Os outros núcleos eram os responsáveis pelo apoio logístico e de transporte, bem como o de contabilidade e jurídico, além dos líderes. Um casal, preso nesta quarta-feira, é suspeito de coordenar o esquema criminoso. Eles recebiam dinheiro da venda de drogas por meio de uma contadora. Esta mesma profissional também fazia repasses para um empresário do ramo imobiliário e da construção civil, que seria o responsável pelo esquema de lavagem de dinheiro. Ele também foi alvo de mandado de prisão na operação.
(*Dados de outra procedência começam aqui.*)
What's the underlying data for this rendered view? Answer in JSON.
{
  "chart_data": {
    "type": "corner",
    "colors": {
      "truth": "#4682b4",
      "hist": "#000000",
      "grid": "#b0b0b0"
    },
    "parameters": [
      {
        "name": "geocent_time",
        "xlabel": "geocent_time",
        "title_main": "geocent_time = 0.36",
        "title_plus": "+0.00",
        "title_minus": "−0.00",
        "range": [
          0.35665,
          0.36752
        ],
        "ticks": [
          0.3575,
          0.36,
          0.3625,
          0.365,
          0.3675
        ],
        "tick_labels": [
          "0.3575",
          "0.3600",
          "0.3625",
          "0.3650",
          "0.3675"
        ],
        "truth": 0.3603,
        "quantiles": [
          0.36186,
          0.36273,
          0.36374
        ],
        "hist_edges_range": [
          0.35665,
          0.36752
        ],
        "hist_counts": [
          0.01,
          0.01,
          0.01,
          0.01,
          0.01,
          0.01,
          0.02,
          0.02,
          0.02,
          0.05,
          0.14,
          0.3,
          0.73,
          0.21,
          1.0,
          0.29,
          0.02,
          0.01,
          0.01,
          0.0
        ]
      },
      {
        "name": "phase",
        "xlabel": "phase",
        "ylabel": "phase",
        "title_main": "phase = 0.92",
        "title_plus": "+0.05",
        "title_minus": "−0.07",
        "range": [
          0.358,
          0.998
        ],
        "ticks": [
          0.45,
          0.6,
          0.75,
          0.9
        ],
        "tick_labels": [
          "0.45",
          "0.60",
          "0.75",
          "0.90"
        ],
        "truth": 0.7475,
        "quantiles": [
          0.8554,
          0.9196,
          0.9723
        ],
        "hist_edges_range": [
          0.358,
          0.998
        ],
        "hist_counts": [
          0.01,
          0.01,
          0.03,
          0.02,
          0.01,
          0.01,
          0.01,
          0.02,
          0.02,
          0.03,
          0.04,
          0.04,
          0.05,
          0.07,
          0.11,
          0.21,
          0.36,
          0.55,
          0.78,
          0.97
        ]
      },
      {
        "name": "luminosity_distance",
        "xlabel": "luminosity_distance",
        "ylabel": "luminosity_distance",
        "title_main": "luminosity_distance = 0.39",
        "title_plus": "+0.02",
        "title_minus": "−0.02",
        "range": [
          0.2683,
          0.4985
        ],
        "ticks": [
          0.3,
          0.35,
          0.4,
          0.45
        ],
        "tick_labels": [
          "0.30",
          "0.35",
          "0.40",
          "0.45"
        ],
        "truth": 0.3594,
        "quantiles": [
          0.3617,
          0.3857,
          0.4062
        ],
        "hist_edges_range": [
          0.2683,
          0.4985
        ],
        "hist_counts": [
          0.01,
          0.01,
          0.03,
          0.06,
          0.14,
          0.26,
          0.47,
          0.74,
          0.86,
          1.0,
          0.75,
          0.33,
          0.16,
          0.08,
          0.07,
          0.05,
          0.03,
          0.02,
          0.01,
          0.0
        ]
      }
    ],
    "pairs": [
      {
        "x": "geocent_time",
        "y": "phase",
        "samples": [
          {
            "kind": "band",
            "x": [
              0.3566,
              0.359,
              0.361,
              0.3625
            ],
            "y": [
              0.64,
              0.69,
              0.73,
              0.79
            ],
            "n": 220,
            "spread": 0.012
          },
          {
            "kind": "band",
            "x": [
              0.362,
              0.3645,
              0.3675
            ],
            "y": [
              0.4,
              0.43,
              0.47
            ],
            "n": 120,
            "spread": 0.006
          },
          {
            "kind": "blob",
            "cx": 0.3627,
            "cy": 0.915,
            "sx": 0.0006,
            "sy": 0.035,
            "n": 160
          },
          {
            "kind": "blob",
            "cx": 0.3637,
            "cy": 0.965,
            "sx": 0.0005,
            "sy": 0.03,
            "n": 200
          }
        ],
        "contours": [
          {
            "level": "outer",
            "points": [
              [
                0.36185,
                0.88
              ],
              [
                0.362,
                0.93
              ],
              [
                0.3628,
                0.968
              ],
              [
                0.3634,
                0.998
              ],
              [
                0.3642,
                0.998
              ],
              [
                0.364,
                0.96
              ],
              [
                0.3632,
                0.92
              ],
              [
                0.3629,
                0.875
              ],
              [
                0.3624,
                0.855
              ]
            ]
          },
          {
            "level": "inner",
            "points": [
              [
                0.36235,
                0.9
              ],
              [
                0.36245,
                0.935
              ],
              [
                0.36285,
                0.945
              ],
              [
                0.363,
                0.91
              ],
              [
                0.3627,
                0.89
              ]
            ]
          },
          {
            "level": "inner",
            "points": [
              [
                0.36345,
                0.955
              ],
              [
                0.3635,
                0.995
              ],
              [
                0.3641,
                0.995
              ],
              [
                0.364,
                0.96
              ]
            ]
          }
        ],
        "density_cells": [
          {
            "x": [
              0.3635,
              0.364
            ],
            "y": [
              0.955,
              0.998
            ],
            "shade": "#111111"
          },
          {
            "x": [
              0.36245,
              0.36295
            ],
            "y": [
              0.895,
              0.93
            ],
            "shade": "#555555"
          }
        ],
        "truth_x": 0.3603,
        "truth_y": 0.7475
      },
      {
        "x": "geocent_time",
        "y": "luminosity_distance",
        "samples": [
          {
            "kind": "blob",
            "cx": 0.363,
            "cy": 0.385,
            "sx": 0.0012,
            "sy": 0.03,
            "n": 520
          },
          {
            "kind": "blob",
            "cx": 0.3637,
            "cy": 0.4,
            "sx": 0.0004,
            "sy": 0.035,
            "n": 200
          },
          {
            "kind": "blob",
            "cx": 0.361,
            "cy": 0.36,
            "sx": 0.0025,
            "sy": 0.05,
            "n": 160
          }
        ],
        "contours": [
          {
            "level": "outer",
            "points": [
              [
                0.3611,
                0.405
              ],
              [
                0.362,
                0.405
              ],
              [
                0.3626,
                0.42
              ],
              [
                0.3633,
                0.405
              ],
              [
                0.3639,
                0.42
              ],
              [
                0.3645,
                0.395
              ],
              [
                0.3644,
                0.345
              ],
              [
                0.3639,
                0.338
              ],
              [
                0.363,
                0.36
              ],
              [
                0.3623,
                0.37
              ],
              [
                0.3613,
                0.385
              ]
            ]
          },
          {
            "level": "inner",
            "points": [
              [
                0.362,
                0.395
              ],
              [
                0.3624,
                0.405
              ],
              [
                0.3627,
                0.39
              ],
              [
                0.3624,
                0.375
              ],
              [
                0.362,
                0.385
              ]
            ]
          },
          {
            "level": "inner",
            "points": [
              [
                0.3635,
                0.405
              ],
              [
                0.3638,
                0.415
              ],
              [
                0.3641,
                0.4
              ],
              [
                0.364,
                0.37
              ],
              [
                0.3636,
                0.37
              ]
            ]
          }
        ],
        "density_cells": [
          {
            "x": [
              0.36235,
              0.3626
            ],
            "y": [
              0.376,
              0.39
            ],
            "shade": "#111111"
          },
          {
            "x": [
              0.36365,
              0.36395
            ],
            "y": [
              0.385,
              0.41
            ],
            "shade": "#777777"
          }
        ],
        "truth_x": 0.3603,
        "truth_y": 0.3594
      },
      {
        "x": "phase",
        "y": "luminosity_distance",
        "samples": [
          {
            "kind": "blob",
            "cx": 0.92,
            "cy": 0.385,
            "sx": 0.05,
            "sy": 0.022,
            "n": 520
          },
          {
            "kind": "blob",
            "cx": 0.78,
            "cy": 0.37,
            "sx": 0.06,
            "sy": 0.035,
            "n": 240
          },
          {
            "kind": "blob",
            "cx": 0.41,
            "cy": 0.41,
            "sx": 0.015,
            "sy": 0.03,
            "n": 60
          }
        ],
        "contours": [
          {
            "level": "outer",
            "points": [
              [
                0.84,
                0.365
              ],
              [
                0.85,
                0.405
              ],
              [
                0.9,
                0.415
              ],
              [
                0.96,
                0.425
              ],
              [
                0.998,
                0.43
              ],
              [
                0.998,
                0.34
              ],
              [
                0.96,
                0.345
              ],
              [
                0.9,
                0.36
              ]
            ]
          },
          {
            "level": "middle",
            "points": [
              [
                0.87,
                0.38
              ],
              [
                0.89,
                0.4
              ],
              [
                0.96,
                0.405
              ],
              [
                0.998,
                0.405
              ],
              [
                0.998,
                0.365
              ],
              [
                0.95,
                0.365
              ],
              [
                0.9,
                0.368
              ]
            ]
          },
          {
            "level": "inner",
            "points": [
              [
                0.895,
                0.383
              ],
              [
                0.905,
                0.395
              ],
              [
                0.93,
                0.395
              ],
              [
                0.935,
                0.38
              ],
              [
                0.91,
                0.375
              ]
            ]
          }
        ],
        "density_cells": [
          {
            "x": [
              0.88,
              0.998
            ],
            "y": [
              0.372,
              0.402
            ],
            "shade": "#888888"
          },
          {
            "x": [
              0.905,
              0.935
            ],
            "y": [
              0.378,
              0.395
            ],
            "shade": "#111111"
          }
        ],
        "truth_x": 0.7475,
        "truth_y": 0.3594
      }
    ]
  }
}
Este homem, a polícia apurou, investia os recursos arrecadados com o tráfico em empresas, na bolsa de valores e na aquisição de imóveis e veículos, além de distribuir em dezenas de contas bancárias em nome de laranjas. Os lucros que ele obtinha eram repassados para o casal líder da quadrilha e demais gerentes da telentrega.
Com o "dinheiro sujo" transformado em suposto "dinheiro limpo", os criminosos compraram casas em condomínios de luxo no Litoral Norte e no Vale do Paranhana, carros de alto valor, realizavam festas, viajavam para destinos turísticos no mundo inteiro e adquiriram empreendimentos dos mais variados ramos, como por exemplo, academias, estéticas, lojas de roupas e de produtos naturais.
Operação Erga Omnes
A operação ocorreu em 11 cidades gaúchas: Porto Alegre, Eldorado do Sul, Cachoeirinha, Gravataí e Canoas, na Região Metropolitana; Osório, Capão da Canoa e Xangri-lá, no Litoral Norte; Taquara, no Vale do Paranhana; Tapes, no Sul; e Santa Cruz do Sul, no Vale do Rio Pardo. Também houve cumprimento de buscas e de mandados de prisão em Balneário Camboriú, em Santa Catarina, e Cascavel, no Paraná.
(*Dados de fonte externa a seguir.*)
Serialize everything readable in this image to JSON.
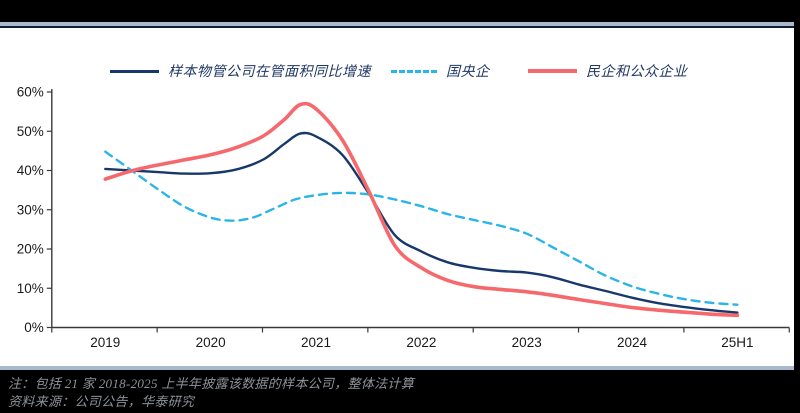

Além dos 43 mandados de prisão, sendo quatro preventivas e 39 temporárias, houve a apreensão judicial de nove veículos e de 25 imóveis, inclusive, nos outros dois Estados da região Sul. Houve o bloqueio de 47 contas bancárias, além de 188 quebras de sigilos bancário, fiscal e bursátil, envolvendo a bolsa de valores.
Os 300 policiais civis contaram com o apoio de um helicóptero na Região Metropolitana. A polícia não divulgou os nomes dos presos.